Circulating tumor cells detection in neuroblastoma patients by EpCAM-independent enrichment and immunostaining-fluorescence in situ hybridization

Detecting circulating tumor cells (CTCs) has proven valuable for evaluating the prognosis of cancer patients and for studying the mechanisms of treatment resistance. Owing to the lack of universal and specific tumor markers for neuroblastoma (NB), in this prospective study, we adopted an EpCAM-independent method to detect CTCs in the peripheral blood of NB patients. We used an EpCAM-independent assay to delete leukocytes and to enrich the CTCs. CTCs were identified by immunostaining of CD45, DAPI and DNA fluorescence in situ hybridization (FISH) of the centromere of chromosome 8 probe (CEP8). Cells that were DAPI+/CD45-/CEP8 ≥ 3 were considered CTCs.

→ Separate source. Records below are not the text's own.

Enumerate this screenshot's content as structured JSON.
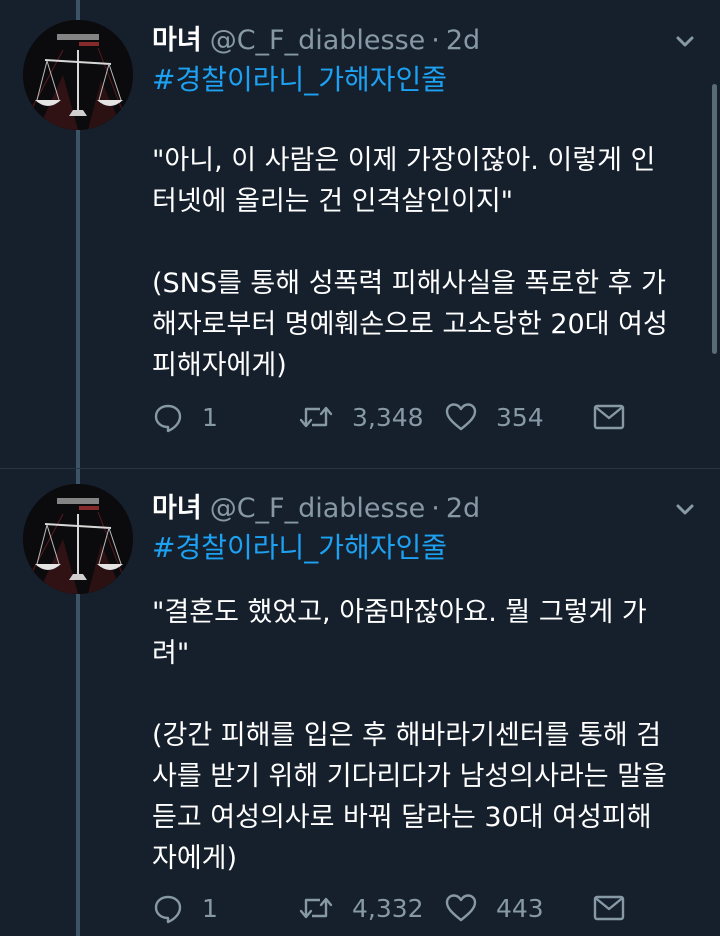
{
  "colors": {
    "background": "#16202c",
    "link": "#1da1f2",
    "muted": "#8899a6",
    "thread_line": "#3d5466"
  },
  "tweets": [
    {
      "name": "마녀",
      "handle": "@C_F_diablesse",
      "separator": "·",
      "time": "2d",
      "hashtag": "#경찰이라니_가해자인줄",
      "lines": [
        "\"아니, 이 사람은 이제 가장이잖아. 이렇게 인",
        "터넷에 올리는 건 인격살인이지\"",
        "",
        "(SNS를 통해 성폭력 피해사실을 폭로한 후 가",
        "해자로부터 명예훼손으로 고소당한 20대 여성",
        "피해자에게)"
      ],
      "replies": "1",
      "retweets": "3,348",
      "likes": "354",
      "icons": [
        "reply-icon",
        "retweet-icon",
        "like-icon",
        "direct-message-icon",
        "chevron-down-icon"
      ]
    },
    {
      "name": "마녀",
      "handle": "@C_F_diablesse",
      "separator": "·",
      "time": "2d",
      "hashtag": "#경찰이라니_가해자인줄",
      "lines": [
        "\"결혼도 했었고, 아줌마잖아요. 뭘 그렇게 가",
        "려\"",
        "",
        "(강간 피해를 입은 후 해바라기센터를 통해 검",
        "사를 받기 위해 기다리다가 남성의사라는 말을",
        "듣고 여성의사로 바꿔 달라는 30대 여성피해",
        "자에게)"
      ],
      "replies": "1",
      "retweets": "4,332",
      "likes": "443",
      "icons": [
        "reply-icon",
        "retweet-icon",
        "like-icon",
        "direct-message-icon",
        "chevron-down-icon"
      ]
    }
  ]
}
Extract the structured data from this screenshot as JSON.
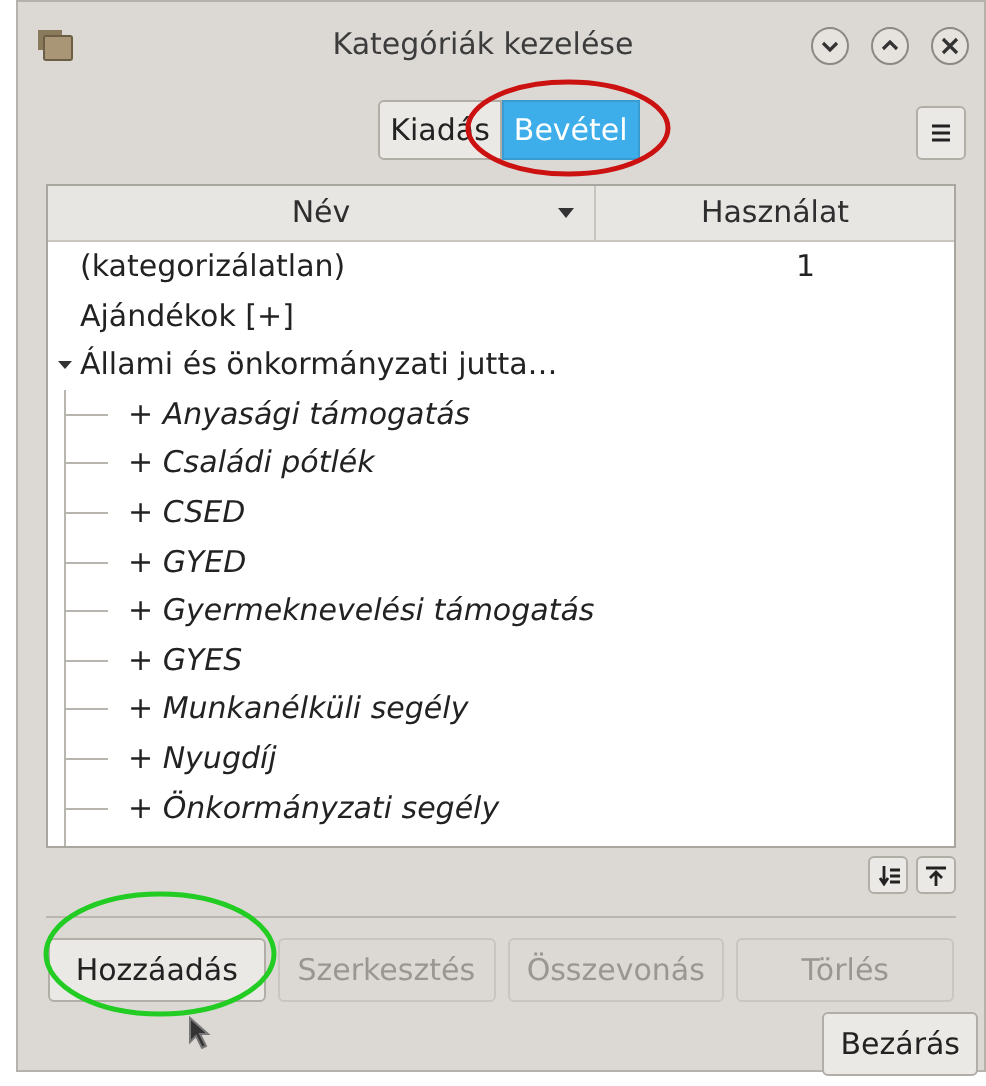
{
  "window": {
    "title": "Kategóriák kezelése"
  },
  "tabs": [
    {
      "label": "Kiadás",
      "selected": false
    },
    {
      "label": "Bevétel",
      "selected": true
    }
  ],
  "table": {
    "columns": [
      "Név",
      "Használat"
    ],
    "rows": [
      {
        "name": "(kategorizálatlan)",
        "usage": "1"
      },
      {
        "name": "Ajándékok [+]"
      },
      {
        "name": "Állami és önkormányzati jutta…",
        "expanded": true,
        "children": [
          {
            "name": "+ Anyasági támogatás"
          },
          {
            "name": "+ Családi pótlék"
          },
          {
            "name": "+ CSED"
          },
          {
            "name": "+ GYED"
          },
          {
            "name": "+ Gyermeknevelési támogatás"
          },
          {
            "name": "+ GYES"
          },
          {
            "name": "+ Munkanélküli segély"
          },
          {
            "name": "+ Nyugdíj"
          },
          {
            "name": "+ Önkormányzati segély"
          }
        ]
      }
    ]
  },
  "buttons": [
    {
      "label": "Hozzáadás",
      "disabled": false
    },
    {
      "label": "Szerkesztés",
      "disabled": true
    },
    {
      "label": "Összevonás",
      "disabled": true
    },
    {
      "label": "Törlés",
      "disabled": true
    }
  ],
  "close_button": {
    "label": "Bezárás"
  },
  "annotations": [
    {
      "kind": "ellipse",
      "color": "#cc1111"
    },
    {
      "kind": "ellipse",
      "color": "#22cc22"
    }
  ]
}
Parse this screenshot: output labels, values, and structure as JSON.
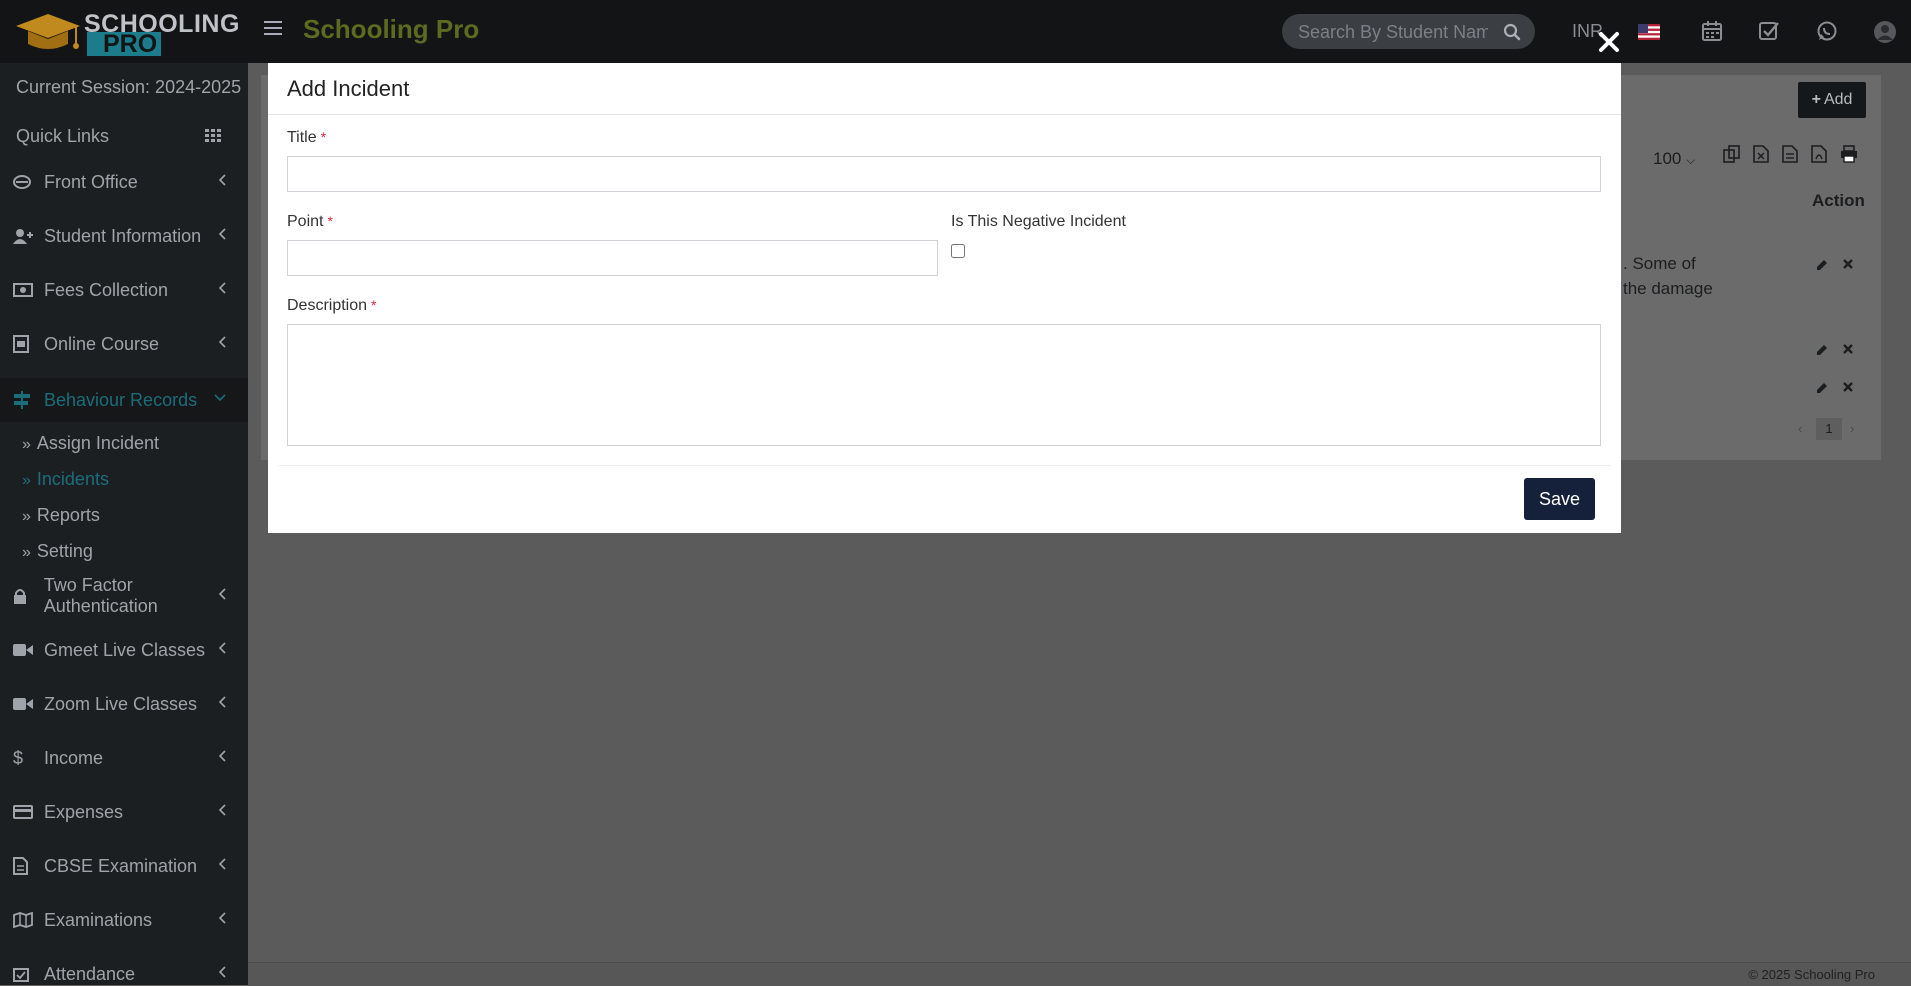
{
  "app": {
    "logo_top": "SCHOOLING",
    "logo_bottom": "PRO",
    "brand": "Schooling Pro"
  },
  "header": {
    "search_placeholder": "Search By Student Name",
    "currency": "INR",
    "icons": [
      "calendar-icon",
      "task-check-icon",
      "whatsapp-icon",
      "user-avatar-icon"
    ]
  },
  "sidebar": {
    "session": "Current Session: 2024-2025",
    "quick_links": "Quick Links",
    "items": [
      {
        "label": "Front Office",
        "icon": "front-office-icon"
      },
      {
        "label": "Student Information",
        "icon": "user-plus-icon"
      },
      {
        "label": "Fees Collection",
        "icon": "money-icon"
      },
      {
        "label": "Online Course",
        "icon": "course-icon"
      },
      {
        "label": "Behaviour Records",
        "icon": "signpost-icon"
      },
      {
        "label": "Two Factor Authentication",
        "icon": "lock-icon"
      },
      {
        "label": "Gmeet Live Classes",
        "icon": "video-icon"
      },
      {
        "label": "Zoom Live Classes",
        "icon": "video-icon"
      },
      {
        "label": "Income",
        "icon": "dollar-icon"
      },
      {
        "label": "Expenses",
        "icon": "credit-card-icon"
      },
      {
        "label": "CBSE Examination",
        "icon": "document-icon"
      },
      {
        "label": "Examinations",
        "icon": "map-icon"
      },
      {
        "label": "Attendance",
        "icon": "calendar-check-icon"
      }
    ],
    "sub_items": [
      "Assign Incident",
      "Incidents",
      "Reports",
      "Setting"
    ],
    "active_item": "Behaviour Records",
    "active_sub_item": "Incidents"
  },
  "background_page": {
    "add_button": "Add",
    "page_size": "100",
    "action_header": "Action",
    "row_text_1": ". Some of",
    "row_text_2": "the damage",
    "pagination_page": "1",
    "footer": "© 2025 Schooling Pro"
  },
  "modal": {
    "title": "Add Incident",
    "fields": {
      "title_label": "Title",
      "title_value": "",
      "point_label": "Point",
      "point_value": "",
      "negative_label": "Is This Negative Incident",
      "negative_checked": false,
      "description_label": "Description",
      "description_value": ""
    },
    "required_marker": "*",
    "save_label": "Save"
  }
}
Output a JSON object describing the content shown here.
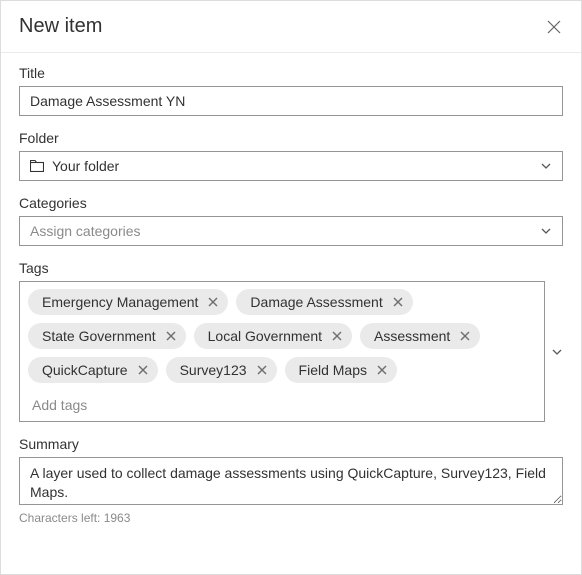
{
  "dialog": {
    "title": "New item"
  },
  "fields": {
    "title": {
      "label": "Title",
      "value": "Damage Assessment YN"
    },
    "folder": {
      "label": "Folder",
      "value": "Your folder"
    },
    "categories": {
      "label": "Categories",
      "placeholder": "Assign categories"
    },
    "tags": {
      "label": "Tags",
      "placeholder": "Add tags",
      "items": [
        "Emergency Management",
        "Damage Assessment",
        "State Government",
        "Local Government",
        "Assessment",
        "QuickCapture",
        "Survey123",
        "Field Maps"
      ]
    },
    "summary": {
      "label": "Summary",
      "value": "A layer used to collect damage assessments using QuickCapture, Survey123, Field Maps.",
      "charCountText": "Characters left: 1963"
    }
  }
}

We collected peripheral blood from 28 NB patients as well as clinical and follow-up data. The number of CTCs among the different risk groups were significantly different (p = .0208, Kruskal–Wallis test). Patients with metastasis had more CTCs than those without metastasis (p < .0001, Mann–Whitney test). Patients with ≥3 CTCs per 4 ml of peripheral blood had an increased likelihood of having metastasis (sensitivity, 88.89%; specificity, 78.59%), and patients with ≥10 CTCs per 4 ml of peripheral blood had poorer overall survival. The EpCAM-independent assay along with immunostaining-FISH (i-FISH) described here can detect CTCs in patients with NB at a high sensitivity and may have clinical value for prognosis evaluation and diagnosing metastasis when imaging data are ambiguous.